Last month, it emerged that Avolon had hired JP Morgan Chase and Morgan Stanley to explore a possible stockmarket listing or a sale of the business. Avolon is owned by private-equity firms including Oak Hill Capital Partners, Cinven and CVC Capital Partners.
A listing would see it make a stockmarket debut in the United States. The Government of Singapore Investment Corporation is also an investor in the lessor.
Avolon has the youngest fleet of any global aircraft leasing firm and has 47 customers around the world. At the end of the first quarter of this year, it had 115 aircraft in service with clients and a total committed fleet, which includes orders, of 202 aircraft.

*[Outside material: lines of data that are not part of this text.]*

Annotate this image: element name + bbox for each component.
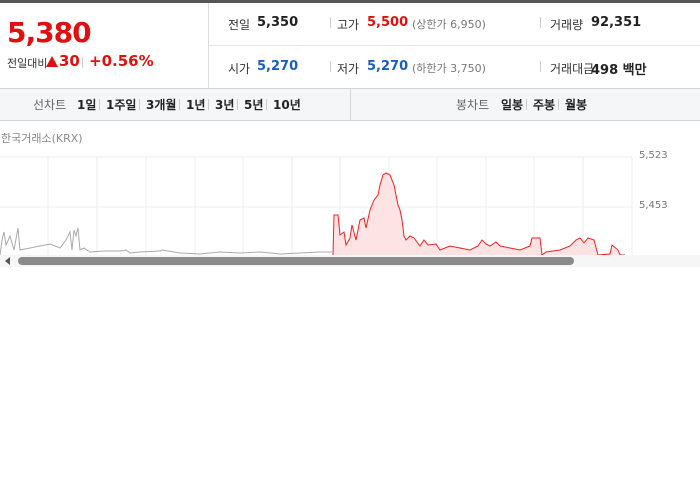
candle-tab[interactable]: 주봉: [533, 98, 556, 112]
summary-value: 92,351: [591, 15, 642, 30]
scroll-left[interactable]: [4, 257, 12, 266]
y-axis-label: 5,453: [639, 200, 668, 211]
candle-tab[interactable]: 월봉: [565, 98, 588, 112]
period-tab[interactable]: 1년: [186, 98, 206, 112]
summary-note: (상한가 6,950): [412, 18, 486, 31]
source: 한국거래소(KRX): [1, 132, 83, 145]
price-chart: [0, 156, 633, 255]
scroll-thumb[interactable]: [18, 257, 574, 265]
candle-tab[interactable]: 일봉: [501, 98, 524, 112]
summary-label: 시가: [228, 62, 251, 76]
price: 5,380: [7, 16, 92, 49]
period-tab[interactable]: 1주일: [106, 98, 137, 112]
summary-label: 거래대금: [550, 62, 595, 76]
top-border: [0, 0, 700, 3]
summary-value: 5,350: [257, 15, 299, 30]
summary-label: 저가: [337, 62, 360, 76]
summary-value: 5,270: [257, 59, 299, 74]
change-rate: +0.56%: [89, 52, 154, 70]
tab-group-label: 봉차트: [456, 98, 490, 112]
change: 30: [59, 52, 80, 70]
summary-value: 5,270: [367, 59, 409, 74]
summary-value: 498 백만: [591, 63, 647, 78]
period-tab[interactable]: 1일: [77, 98, 97, 112]
up-arrow: [46, 56, 58, 67]
row-divider: [209, 45, 700, 46]
summary-label: 거래량: [550, 18, 584, 32]
quote-panel: [0, 3, 209, 88]
tab-divider: [350, 89, 351, 120]
period-tab[interactable]: 3개월: [146, 98, 177, 112]
y-axis-label: 5,523: [639, 150, 668, 161]
summary-label: 고가: [337, 18, 360, 32]
summary-value: 5,500: [367, 15, 409, 30]
period-tab[interactable]: 5년: [244, 98, 264, 112]
change-label: 전일대비: [7, 57, 48, 70]
tab-group-label: 선차트: [33, 98, 67, 112]
period-tab[interactable]: 3년: [215, 98, 235, 112]
summary-label: 전일: [228, 18, 251, 32]
summary-note: (하한가 3,750): [412, 62, 486, 75]
period-tab[interactable]: 10년: [273, 98, 301, 112]
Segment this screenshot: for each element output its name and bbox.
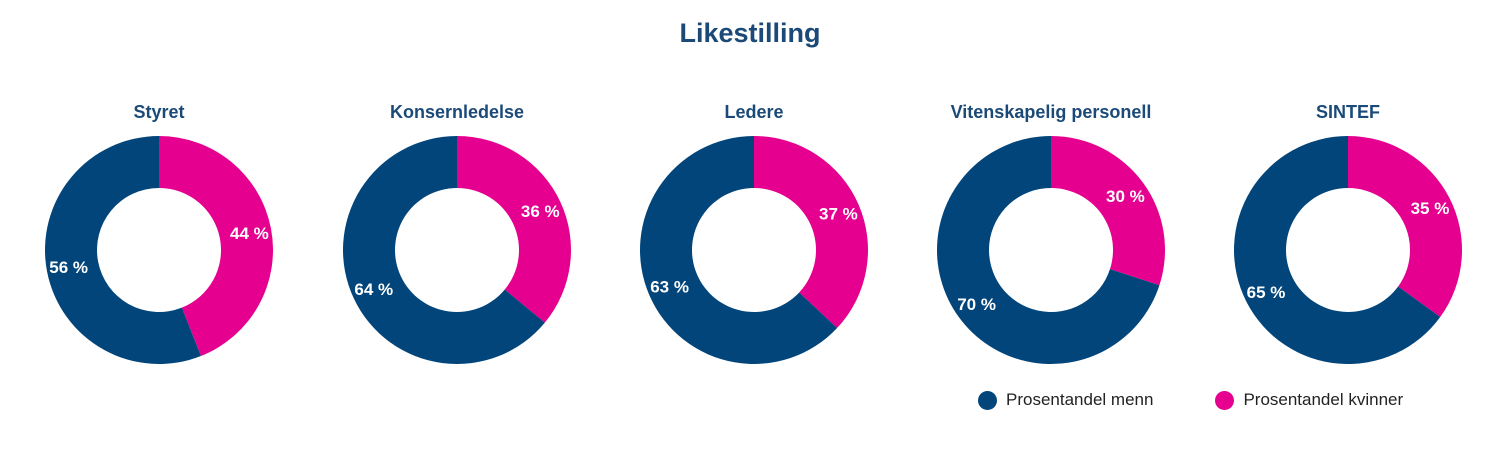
- slice-kvinner: [159, 136, 273, 356]
- slice-kvinner: [1051, 136, 1165, 286]
- label-kvinner: 35 %: [1411, 199, 1450, 218]
- label-kvinner: 44 %: [230, 224, 269, 243]
- label-menn: 56 %: [49, 258, 88, 277]
- slice-kvinner: [457, 136, 571, 323]
- label-menn: 64 %: [354, 280, 393, 299]
- legend-label-menn: Prosentandel menn: [1006, 390, 1154, 409]
- slice-menn: [1233, 136, 1441, 364]
- slice-kvinner: [754, 136, 868, 329]
- legend-swatch-kvinner: [1215, 390, 1235, 410]
- label-menn: 70 %: [957, 295, 996, 314]
- donut-title: Konsernledelse: [390, 102, 524, 122]
- slice-menn: [343, 136, 545, 364]
- label-kvinner: 37 %: [819, 204, 858, 223]
- slice-kvinner: [1348, 136, 1462, 318]
- legend-swatch-menn: [978, 390, 997, 410]
- label-kvinner: 30 %: [1106, 187, 1145, 206]
- legend-item-menn: Prosentandel menn: [978, 390, 1153, 410]
- slice-menn: [936, 136, 1160, 364]
- slice-menn: [640, 136, 838, 364]
- chart-title: Likestilling: [679, 18, 821, 48]
- donut-title: Vitenskapelig personell: [951, 102, 1152, 122]
- label-menn: 63 %: [650, 278, 689, 297]
- label-kvinner: 36 %: [521, 202, 560, 221]
- donut-title: Styret: [133, 102, 184, 122]
- label-menn: 65 %: [1247, 283, 1286, 302]
- legend: Prosentandel menn Prosentandel kvinner: [978, 390, 1403, 410]
- slice-menn: [45, 136, 201, 364]
- donut-title: SINTEF: [1316, 102, 1380, 122]
- donut-title: Ledere: [724, 102, 783, 122]
- legend-label-kvinner: Prosentandel kvinner: [1243, 390, 1404, 409]
- legend-item-kvinner: Prosentandel kvinner: [1215, 390, 1403, 410]
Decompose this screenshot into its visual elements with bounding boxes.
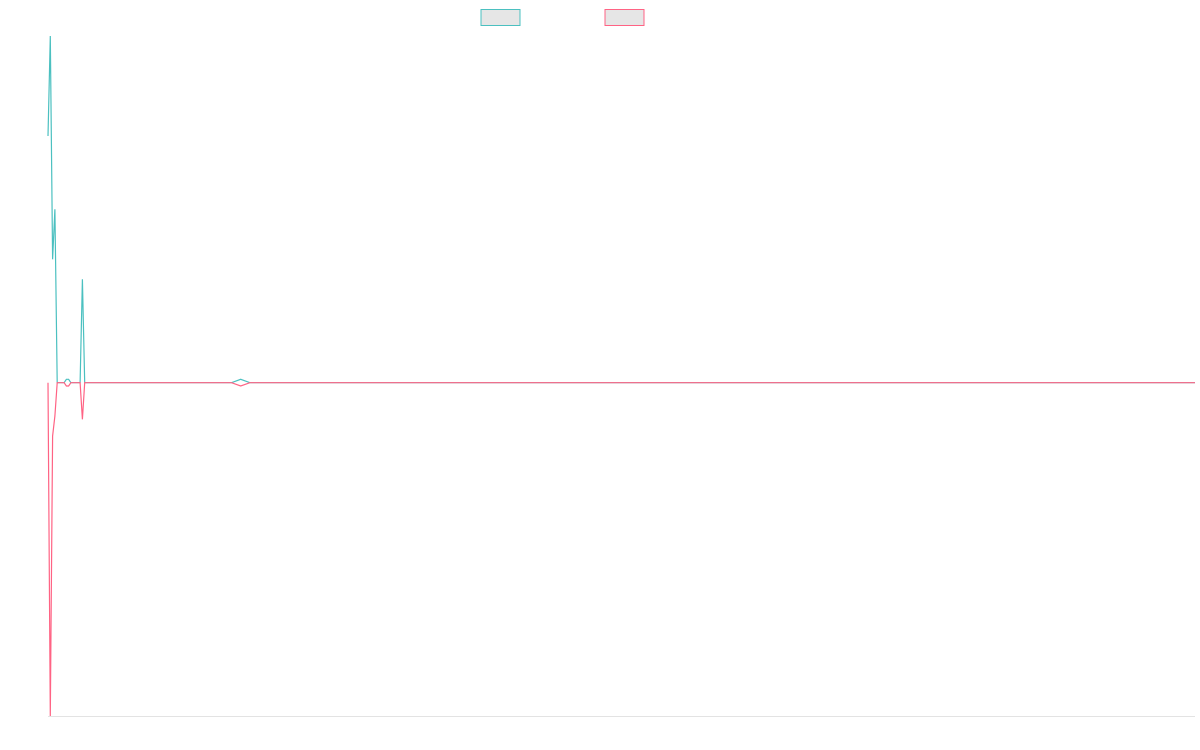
plot-area [47, 35, 1195, 717]
series-line-2 [47, 382, 1195, 717]
series-line-1 [47, 35, 1195, 384]
legend-swatch-1 [480, 9, 521, 26]
legend [480, 9, 645, 26]
legend-swatch-2 [604, 9, 645, 26]
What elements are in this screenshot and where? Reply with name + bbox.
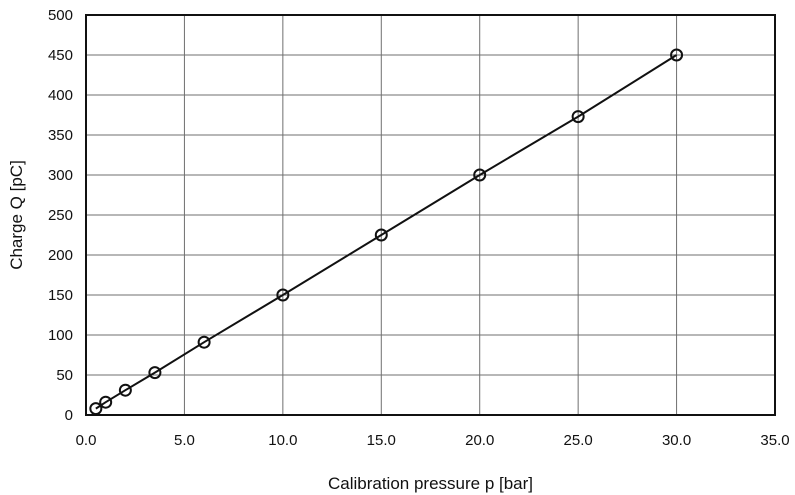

An analysis by Bloomberg reckons Avolon could be valued at between $1.5bn and $2bn based on generic fleet values, a typical capital structure and market valuations. Another Ireland-based aircraft-leasing firm, AWAS, could be valued at $3bn (€2.1bn), according to Bloomberg.
AWAS and Avolon's narrow-body fleets are 30pc to 35pc weighted to Asia, the most of any region, according to the Bloomberg analysis.
"Customer exposures are critical in Asia, with exposure to fragmented markets such as southeast Asia the biggest risk," it added.
"AWAS' largest customers are from Japan and China, indicating revenue stability, while Avolon's fleet presents greater challenges, with 50pc exposure to developing India and Indonesia."
Bloomberg added that fleet size and diversification, customer diversification and order books influenced the overall valuation, which could limit Avolon's and AWAS' price.
Avolon has raised a total of $7.5bn in capital since it was launched by Mr Slattery in 2010. The entrepreneur sold his International Aviation Management firm to RBS in 2001 for €36m.